= Deadband =

Band of input values yielding zero output

Deadband is the period of dead-state of a system.

A deadband or dead-band (also known as a dead zone or a neutral zone) is a band of input values in the domain of a transfer function in a control system or signal processing system where the output is zero (the output is 'dead' - no action occurs). Deadband regions can be used in control systems such as servoamplifiers to prevent oscillation or repeated activation-deactivation cycles (called 'hunting' in proportional control systems). A form of deadband that occurs in mechanical systems, compound machines such as gear trains is backlash.

Input and output of the deadband operator.

==Voltage regulators==
In some power substations there are regulators that keep the voltage within certain predetermined limits, but there is a range of voltage in-between during which no changes are made, such as between 112 and 118 volts (the deadband is 6 volts), or between 215 and 225 volts (deadband is 10 volts).

==Backlash==

Backlash is a mechanical form of deadband.

Gear teeth with slop (backlash) exhibit deadband. There is no drive from the input to the output shaft in either direction while the teeth are not meshed. Leadscrews generally also have backlash and hence a deadband, which must be taken into account when making position adjustments, especially with CNC systems. If mechanical backlash eliminators are not available, the control can compensate for backlash by adding the deadband value to the position vector whenever direction is reversed.
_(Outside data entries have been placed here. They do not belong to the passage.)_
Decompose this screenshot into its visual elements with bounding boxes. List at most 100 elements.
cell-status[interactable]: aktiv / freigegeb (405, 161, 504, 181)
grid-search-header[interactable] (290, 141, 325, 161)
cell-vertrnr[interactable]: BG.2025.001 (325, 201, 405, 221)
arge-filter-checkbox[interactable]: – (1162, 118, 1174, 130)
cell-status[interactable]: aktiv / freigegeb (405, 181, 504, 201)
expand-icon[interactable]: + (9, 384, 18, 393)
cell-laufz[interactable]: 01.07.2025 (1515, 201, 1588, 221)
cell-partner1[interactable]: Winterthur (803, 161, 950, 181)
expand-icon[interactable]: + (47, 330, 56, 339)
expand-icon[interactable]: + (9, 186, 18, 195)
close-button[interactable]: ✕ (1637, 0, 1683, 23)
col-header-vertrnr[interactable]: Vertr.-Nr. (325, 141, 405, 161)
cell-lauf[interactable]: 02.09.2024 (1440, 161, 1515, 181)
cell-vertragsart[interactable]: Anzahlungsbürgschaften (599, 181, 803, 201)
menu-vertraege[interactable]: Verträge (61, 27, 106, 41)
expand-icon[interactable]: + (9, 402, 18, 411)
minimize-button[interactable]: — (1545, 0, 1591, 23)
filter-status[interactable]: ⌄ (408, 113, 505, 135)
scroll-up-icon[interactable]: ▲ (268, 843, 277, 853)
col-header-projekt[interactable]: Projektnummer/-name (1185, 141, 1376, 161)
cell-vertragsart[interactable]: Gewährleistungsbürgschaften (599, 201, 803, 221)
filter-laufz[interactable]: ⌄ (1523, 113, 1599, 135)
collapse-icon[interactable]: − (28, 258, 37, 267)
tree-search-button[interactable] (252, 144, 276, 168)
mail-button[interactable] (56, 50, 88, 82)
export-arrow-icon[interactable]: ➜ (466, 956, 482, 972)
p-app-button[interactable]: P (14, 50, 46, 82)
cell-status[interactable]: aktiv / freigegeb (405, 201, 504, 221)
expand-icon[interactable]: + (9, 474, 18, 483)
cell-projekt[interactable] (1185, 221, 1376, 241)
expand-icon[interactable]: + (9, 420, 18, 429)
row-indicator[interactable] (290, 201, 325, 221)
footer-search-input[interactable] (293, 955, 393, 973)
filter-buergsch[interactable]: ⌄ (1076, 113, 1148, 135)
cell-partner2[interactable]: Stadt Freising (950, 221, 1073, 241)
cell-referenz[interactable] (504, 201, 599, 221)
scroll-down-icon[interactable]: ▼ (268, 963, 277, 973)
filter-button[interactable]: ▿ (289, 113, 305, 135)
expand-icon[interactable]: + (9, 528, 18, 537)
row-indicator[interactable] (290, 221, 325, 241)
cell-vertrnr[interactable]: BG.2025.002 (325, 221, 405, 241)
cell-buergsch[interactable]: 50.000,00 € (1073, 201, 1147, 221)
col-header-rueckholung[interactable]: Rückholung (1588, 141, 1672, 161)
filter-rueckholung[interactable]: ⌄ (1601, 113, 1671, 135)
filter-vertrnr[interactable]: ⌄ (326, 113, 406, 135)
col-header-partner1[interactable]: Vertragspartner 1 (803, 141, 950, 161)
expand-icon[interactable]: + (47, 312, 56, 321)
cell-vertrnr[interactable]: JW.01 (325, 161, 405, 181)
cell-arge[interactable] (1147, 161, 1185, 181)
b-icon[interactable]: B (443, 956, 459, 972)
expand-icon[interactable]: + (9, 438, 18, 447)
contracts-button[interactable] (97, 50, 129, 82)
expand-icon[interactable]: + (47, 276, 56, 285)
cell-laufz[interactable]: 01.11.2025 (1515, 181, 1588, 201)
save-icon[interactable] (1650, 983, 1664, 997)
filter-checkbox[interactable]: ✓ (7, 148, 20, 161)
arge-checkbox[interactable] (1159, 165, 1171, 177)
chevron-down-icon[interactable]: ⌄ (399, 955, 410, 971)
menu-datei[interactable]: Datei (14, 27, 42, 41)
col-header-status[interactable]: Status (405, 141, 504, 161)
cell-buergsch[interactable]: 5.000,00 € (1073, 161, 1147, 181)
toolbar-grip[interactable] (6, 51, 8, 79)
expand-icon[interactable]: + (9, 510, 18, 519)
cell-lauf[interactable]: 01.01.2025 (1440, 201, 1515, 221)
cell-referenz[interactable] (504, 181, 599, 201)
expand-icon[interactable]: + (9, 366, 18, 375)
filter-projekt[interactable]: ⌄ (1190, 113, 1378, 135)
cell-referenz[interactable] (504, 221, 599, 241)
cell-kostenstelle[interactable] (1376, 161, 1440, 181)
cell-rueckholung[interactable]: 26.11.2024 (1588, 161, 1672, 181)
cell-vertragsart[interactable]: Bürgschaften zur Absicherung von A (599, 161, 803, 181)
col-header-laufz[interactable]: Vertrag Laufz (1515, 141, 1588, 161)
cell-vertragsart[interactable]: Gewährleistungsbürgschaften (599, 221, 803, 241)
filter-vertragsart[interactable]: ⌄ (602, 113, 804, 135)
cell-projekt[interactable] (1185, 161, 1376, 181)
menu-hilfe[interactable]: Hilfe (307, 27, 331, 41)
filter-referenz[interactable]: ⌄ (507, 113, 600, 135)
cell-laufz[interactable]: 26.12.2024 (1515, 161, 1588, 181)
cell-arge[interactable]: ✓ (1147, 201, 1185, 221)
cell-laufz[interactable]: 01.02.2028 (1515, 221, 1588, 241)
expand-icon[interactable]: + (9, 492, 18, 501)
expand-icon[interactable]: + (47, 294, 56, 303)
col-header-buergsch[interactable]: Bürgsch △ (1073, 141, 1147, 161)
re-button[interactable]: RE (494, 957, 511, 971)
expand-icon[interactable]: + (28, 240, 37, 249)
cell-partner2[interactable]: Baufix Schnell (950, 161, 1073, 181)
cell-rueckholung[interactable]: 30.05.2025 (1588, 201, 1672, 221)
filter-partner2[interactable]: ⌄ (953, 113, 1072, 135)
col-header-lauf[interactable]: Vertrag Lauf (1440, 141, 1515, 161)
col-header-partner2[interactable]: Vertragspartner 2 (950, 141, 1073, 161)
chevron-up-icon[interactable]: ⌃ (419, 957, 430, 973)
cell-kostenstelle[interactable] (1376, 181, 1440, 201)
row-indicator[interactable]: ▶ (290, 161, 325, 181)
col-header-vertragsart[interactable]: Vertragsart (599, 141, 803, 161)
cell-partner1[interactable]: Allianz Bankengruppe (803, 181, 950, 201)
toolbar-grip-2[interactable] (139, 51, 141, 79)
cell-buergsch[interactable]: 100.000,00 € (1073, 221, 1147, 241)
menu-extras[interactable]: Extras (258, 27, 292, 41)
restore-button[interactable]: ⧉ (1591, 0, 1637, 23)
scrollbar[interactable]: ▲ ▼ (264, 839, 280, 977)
==Hysteresis versus Deadband==
Deadband is different from hysteresis. With hysteresis, there is no deadband and so the output is always in one direction or another. Devices with hysteresis have memory, in that previous system states dictate future states. Examples of devices with hysteresis are single-mode thermostats and smoke alarms. Deadband is the range in a process where no changes to output are made. Hysteresis is the difference in a variable depending on the direction of travel.

===Thermostats===
Simple (single mode) thermostats exhibit hysteresis. For example, the furnace in the basement of a house is adjusted automatically by the thermostat to be switched ON as soon as the temperature at the thermostat falls to 18 °C and the furnace is switched OFF by the thermostat as soon as the temperature at the thermostat reaches 22 °C. There is no temperature at which the house is not being heated or allowed to cool (furnace on or off).

A thermostat which sets a single temperature and automatically controls both heating and cooling systems without a mode change exhibits a deadband range around the target temperature. The low end of the deadband is just above the temperature where the heating system turns on. The high end of the deadband is just below the temperature where the air-conditioning system starts.